Chapter Nine looks at the gaps and weaknesses that exist in our current institutions for global governance and shows how they might be corrected so that large-scale threats to human life and human rights are properly addressed – unlike the silence that greeted the recent genocide in Rwanda or the lack of legitimacy and planning that is undermining the effectiveness of intervention in Iraq. The New York Police Department spends as much money each year as the UN does on intelligence-gathering and peacekeeping, and (contrary to popular opinion) there are more permanent employees at Disneyland than in the UN Secretariat – a good illustration, perhaps, of a world with its priorities turned upside down. Now is the time for a standing United Nations army and police force to back Security Council resolutions, and an International Criminal Court to hold the abusers to account.
Such measures will not work without support from the widest possible number of countries, and that support is unlikely to be given unless those countries have a louder voice in global decision making. We won’t find lasting solutions to global problems until everyone has a say in the answers and a stake in the outcomes, and that means increasing poor countries’ voice in the World Trade Organization and other international bodies (voting weighted by population as well as Gross National Product), and more space for civil society – citizens’ groups, labor unions and churches – in the corridors of power.

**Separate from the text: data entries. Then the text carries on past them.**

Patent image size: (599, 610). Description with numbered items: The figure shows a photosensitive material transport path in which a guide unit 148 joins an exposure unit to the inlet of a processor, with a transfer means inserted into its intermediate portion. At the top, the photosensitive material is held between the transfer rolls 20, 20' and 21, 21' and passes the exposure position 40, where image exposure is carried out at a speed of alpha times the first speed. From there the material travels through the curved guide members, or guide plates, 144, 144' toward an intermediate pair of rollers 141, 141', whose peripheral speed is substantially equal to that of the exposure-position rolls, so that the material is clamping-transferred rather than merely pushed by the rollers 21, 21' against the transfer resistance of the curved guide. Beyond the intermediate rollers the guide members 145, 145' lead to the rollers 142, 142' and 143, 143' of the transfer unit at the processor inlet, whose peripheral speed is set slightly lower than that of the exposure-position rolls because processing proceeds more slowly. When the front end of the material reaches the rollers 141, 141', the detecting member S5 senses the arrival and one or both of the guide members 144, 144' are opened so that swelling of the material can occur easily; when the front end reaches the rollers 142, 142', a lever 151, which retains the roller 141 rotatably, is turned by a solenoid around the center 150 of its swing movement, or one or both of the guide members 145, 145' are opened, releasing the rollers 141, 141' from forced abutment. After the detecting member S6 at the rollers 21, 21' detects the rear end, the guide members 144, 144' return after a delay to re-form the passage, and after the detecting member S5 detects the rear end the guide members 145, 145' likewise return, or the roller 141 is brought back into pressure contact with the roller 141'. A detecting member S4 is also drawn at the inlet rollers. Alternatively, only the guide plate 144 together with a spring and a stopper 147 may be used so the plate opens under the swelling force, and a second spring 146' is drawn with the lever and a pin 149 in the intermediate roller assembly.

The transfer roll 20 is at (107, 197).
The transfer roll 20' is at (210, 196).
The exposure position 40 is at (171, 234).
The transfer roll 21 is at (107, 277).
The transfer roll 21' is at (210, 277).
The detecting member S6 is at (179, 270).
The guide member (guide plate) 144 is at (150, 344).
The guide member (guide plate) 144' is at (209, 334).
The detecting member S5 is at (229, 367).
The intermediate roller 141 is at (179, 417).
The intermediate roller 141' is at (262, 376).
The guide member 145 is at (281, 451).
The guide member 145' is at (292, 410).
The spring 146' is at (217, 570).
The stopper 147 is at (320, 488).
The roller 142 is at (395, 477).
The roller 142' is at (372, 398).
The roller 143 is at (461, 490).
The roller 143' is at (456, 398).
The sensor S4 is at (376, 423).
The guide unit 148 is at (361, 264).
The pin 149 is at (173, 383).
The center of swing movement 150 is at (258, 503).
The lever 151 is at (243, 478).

This is an ambitious agenda for reform, and who will lead it? Chapters Ten and Eleven answer this question by looking for new ways to build constituencies for international cooperation in support of a different form of engagement in the world by governments, especially in the rich countries of the North. In democracies, the bottom line is always a constituency willing to make difficult issues matter in the political process, since all politicians need permission from their constituents to do things differently. We desperately need a new social movement in favor of international cooperation, but who will join it when most people (even in the rich world) have pressing domestic problems of their own?
The best way forward, I think, is a joint appeal to self-interest and social conscience, convincing people that their future, and the future of their children, is best provided for in a world that cooperates to manage the opportunities and costs of global integration. That process should start in schools (no education without a global dimension), and extend through colleges and universities, political parties and civic associations, and into our own workplaces and homes. As citizens of an increasingly internationally minded polity, we don’t need to switch off our citizenship when we go shopping, or face difficult issues at work, or have the opportunity to be active in politics. We can all be an advertisement for the virtues of cooperation in every walk of life, and look to make connections between problems and solutions at home and abroad.
In the 21st Century, we will prosper only as members of a global community of active citizens. Is that the kind of world we want to live in and bequeath to those we love? If so, our responsibilities are clear, for all of us share in the work of building a Future Positive.